UNGHERIA: La NATO chiama, l’Ungheria risponde

Il vertice della NATO in programma in questi giorni in Galles è di cruciale importanza nella storia dell’alleanza atlantica. Questo almeno l’auspicio del segretario generale in scadenza di mandato  Anders Fogh Rasmussen. Come ha ricordato lunedì scorso nella conferenza stampa di presentazione del summit, viviamo in tempi di “crisi multiple su diversi fronti”. Il ruolo della NATO è in continua evoluzione e non è del tutto definito. Il dibattito è in corso almeno dalla fine della guerra fredda. Due sono state le priorità di azione dell’alleanza nell’ultimo ventennio: i conflitti regionali di matrice nazionalista e la lotta al terrorismo internazionale.

Ora la minaccia geograficamente più vicina è costituita dalla politica estera “espansionistica” della Russia di Putin.  Gli sviluppi della crisi in Ucraina impongono pertanto oltre alla riflessione politica un concreto aggiornamento strategico dell’organizzazione soprattutto nei paesi dell’Europa orientale. Lo stesso Rasmussen ha parlato della necessità di implementare il Readiness Action Plan uno strumento nato appositamente per “rispondere all’atteggiamento aggressivo della Russia”. L’obiettivo è quello di creare delle “punte di lancia” all’interno della già esistente Response Force ossia nuclei di truppe da ingaggiare in modo sempre più tempestivo con supporto aereo e navale e con l’appoggio delle forze speciali.

Quasi come conseguenza delle parole del segretario generale un articolo di martedì, pubblicato dalla redazione online del quotidiano conservatore Magyar Nemzet, riportava indiscrezioni su di un imminente impiego dell’esercito ungherese nel Baltico. Si tratterebbe dell’invio nel prossimo autunno di un centinaio di soldati nel quadro di esercitazioni NATO. La notizia, non ancora confermata da fonti ufficiali ma rilanciata dalla stampa magiara, ha una sua attendibilità perchè è stata inoltrata tra gli altri da un tweet personale del Ministro degli esteri e futuro commissario europeo Tibor Navracsics. Nell’articolo si legge anche che in Galles l’Ungheria confermerà la sua disponibilità allo sviluppo della base aerea di Pápa – che ospita i velivoli da trasporto C-17 – in attuazione delle decisioni prese a giugno dai ministri degli esteri NATO. Il restyling dell’aeroporto militare di Pápa rientra in una più ampia strategia riguardante le infrastrutture logistiche già esistenti e la costruzione di nuove basi militari negli stati più prossimi all’Ucraina, da quelli baltici alla Romania. Altro impegno, si apprende ancora, cui l’Ungheria prometterà di tenere fede è l’aumento della quota di bilancio da destinare alle spese di difesa.

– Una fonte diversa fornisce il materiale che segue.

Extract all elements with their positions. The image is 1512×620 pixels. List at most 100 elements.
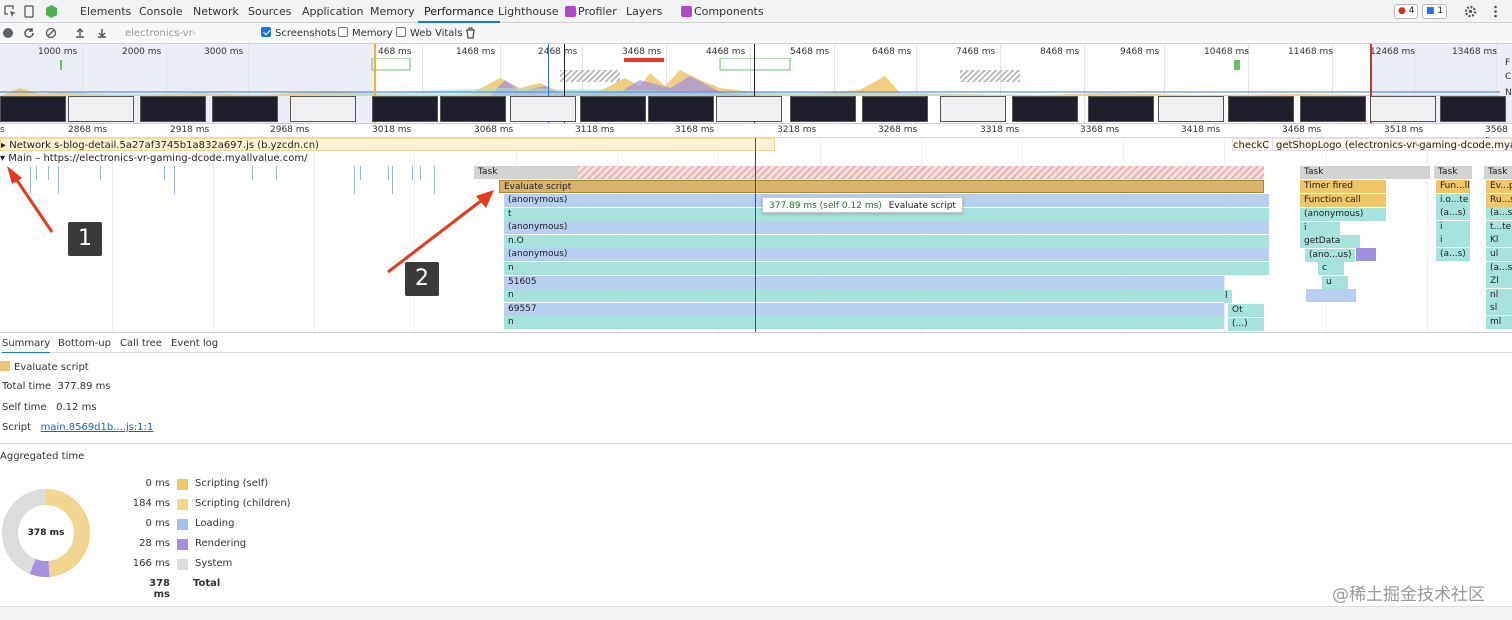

Sull’argomento si è pronunciato di recente anche il premier Viktor Orbán che, in occasione dell’annuale appuntamento con gli ambasciatori ungheresi  a fine agosto, ha fatto autocritica indicando proprio nello scarso contributo del suo governo alla spesa militare l’unico obbligo disatteso da membro dell’alleanza atlantica. Nella stessa sede Orbán, sollecitato da una domanda del capo missione a Bratislava, si è soffermato sul comportamento da tenere con la Russia nella crisi in Ucraina spiegando come ci siano attualmente due approcci: quello di chi, come paesi baltici e Polonia, lo considera una questione di sicurezza e quello di chi, come l’Ungheria, ne fa una questione prettamente economica. Avendo perciò escluso la possibilità che ad esempio il gruppo di Visegrád (Polonia, Ungheria, Repubblica ceca, Slovacchia) possa perseguire una linea comune, il premier magiaro invita a trovare una soluzione di equilibrio tra quelle accennate.

Secondo Orbán con la politica delle sanzioni Europa e occidente più in generale hanno fallito per l’ennesima volta la possibilità di realizzare un obiettivo da sempre dichiarato, quello cioè di una cooperazione proficua e di una partnership strategica con Mosca e quindi con un territorio ricco di materie prime e risorse naturali. Il  primo ministro ungherese non è il solo a difendere questa posizione. Lo ha ribadito anche a margine dell’ultimo vertice straordinario dei capi di stato e di governo dell’Unione europea quando ha ripetuto che ”un conflitto può essere risolto o attraverso la trattativa o con l’uso della forza ma sicuramente non con le sanzioni”. ”L’Ungheria è interessata alla pace” e come Orbán tutti i suoi colleghi membri della NATO che si incontreranno in un vertice dove per due giorni si parlerà anche di altri scenari più o meno preoccupanti come Iraq e Afghanistan.